Curators aren’t supposed to display their own work in their shows. But if one your exhibitors has done your portrait in oil on canvas—wearing a stunning animal hat bursting out of the sun roof of your car—what’s to argue about?
The show itself reveals the many ways to represent the human figure. In the work of New Haven artist Jaclyn Conley, who plunks animals in beds, bowers, and other human settings, the show also seems to ask: Excuse me, can you tell me how a human is different from a non-human animal?
Believe me: You don’t want this cat hopping up onto the comforter.
The Figure Eight runs through March 16 at Artspace at Orange and Crown streets. Click here for an overview of the show as conceived by Adae and brief bios of the artists. Be sure to take some human identity with you, or what you think passes for same, when you visit.
“Where do we draw the line between the animal and human figure?” Adae posed the question during a walk through of the sunny space late Wednesday afternoon.
Light poured down on one of the most surprising and resonant works, “Josh’s Prayer,” by Gaviero Umami. That is the nom d’arte of the sculptor duo Eoin Burke and Jim Dessicino, who live in New Haven but work in Brooklyn.
The painted fiberglass sculpture of a man meditating, especially one wearing not a Buddhist robe but a hoodie, depicts arguably one of the most human of human activities, perhaps a uniquely human activity. Unless someone has documented a bonobo or preying mantis meditating.
Adae, who has just established a teaching studio, the Adae Fine Art Academy, at 817 Chapel St., is curating his first show as a member of Artspace’s Visual Arts Committee.
He said he was prompted to do a show on the human figure because walking through the galleries in Manhattan and elsewhere, he was struck by a preponderance of the conceptual and the abstract.

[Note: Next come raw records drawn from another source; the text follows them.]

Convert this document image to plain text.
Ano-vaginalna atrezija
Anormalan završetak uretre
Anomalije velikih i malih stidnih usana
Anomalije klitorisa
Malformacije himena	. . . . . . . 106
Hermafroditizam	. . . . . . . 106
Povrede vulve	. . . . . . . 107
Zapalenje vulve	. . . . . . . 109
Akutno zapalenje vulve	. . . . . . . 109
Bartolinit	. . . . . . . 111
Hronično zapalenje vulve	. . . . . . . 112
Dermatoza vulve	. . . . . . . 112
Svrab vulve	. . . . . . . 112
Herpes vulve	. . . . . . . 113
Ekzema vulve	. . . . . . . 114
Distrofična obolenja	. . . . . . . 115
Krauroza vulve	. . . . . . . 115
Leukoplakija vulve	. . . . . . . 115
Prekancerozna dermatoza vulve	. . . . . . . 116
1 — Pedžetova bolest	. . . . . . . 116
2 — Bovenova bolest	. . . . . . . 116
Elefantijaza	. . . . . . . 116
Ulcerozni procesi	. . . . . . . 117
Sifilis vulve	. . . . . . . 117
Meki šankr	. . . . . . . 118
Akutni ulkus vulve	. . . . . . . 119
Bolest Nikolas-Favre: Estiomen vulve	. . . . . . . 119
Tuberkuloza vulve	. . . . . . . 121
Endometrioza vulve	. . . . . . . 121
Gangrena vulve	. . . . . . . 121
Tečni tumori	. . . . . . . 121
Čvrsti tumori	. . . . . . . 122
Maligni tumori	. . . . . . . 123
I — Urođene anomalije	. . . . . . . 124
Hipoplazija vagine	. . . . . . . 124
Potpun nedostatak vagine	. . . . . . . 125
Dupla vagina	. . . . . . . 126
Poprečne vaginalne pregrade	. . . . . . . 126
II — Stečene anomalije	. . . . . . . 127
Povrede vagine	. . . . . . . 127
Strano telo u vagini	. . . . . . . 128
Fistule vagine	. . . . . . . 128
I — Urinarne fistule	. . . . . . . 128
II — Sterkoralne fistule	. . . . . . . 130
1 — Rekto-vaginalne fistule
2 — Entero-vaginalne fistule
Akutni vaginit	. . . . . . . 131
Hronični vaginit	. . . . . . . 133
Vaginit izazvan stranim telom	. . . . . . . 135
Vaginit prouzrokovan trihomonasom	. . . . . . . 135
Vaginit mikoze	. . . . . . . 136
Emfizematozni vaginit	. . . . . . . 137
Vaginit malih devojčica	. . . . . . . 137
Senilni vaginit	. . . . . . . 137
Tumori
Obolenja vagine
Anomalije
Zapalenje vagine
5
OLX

Humans need a comeback in art, Adae said, because “there will be infinite depiction [of the human form] as long as we are creating art of ourselves.”
The figure eight is not only a type of knot and a bravura move for a skater, he noted. Lying on its side, it is also a mathematical symbol of infinity.
As he walked through Artspace, Adae seemed a bit like Adam naming the animals: “I have Sophia [Wallace] covering the real. I have [Gregory] Santos covering the abstract. I have Jaclyn covering the animal figure. I have Burke covering traditional figurative sculpture. Trevor and Ryan Oakes cover the scientific approach to the figure, like Brunelleschi and Leonardo.”
Adae’s public programming for the show is also a kind of evangelism for the human form. If you want to reacquaint yourself with it, Thursday night through the show’s run, he’s bringing over a dozen easels from his school that he sets up for instruction
The drawing class is free, the model is nude, and the easels are set up amid the art works.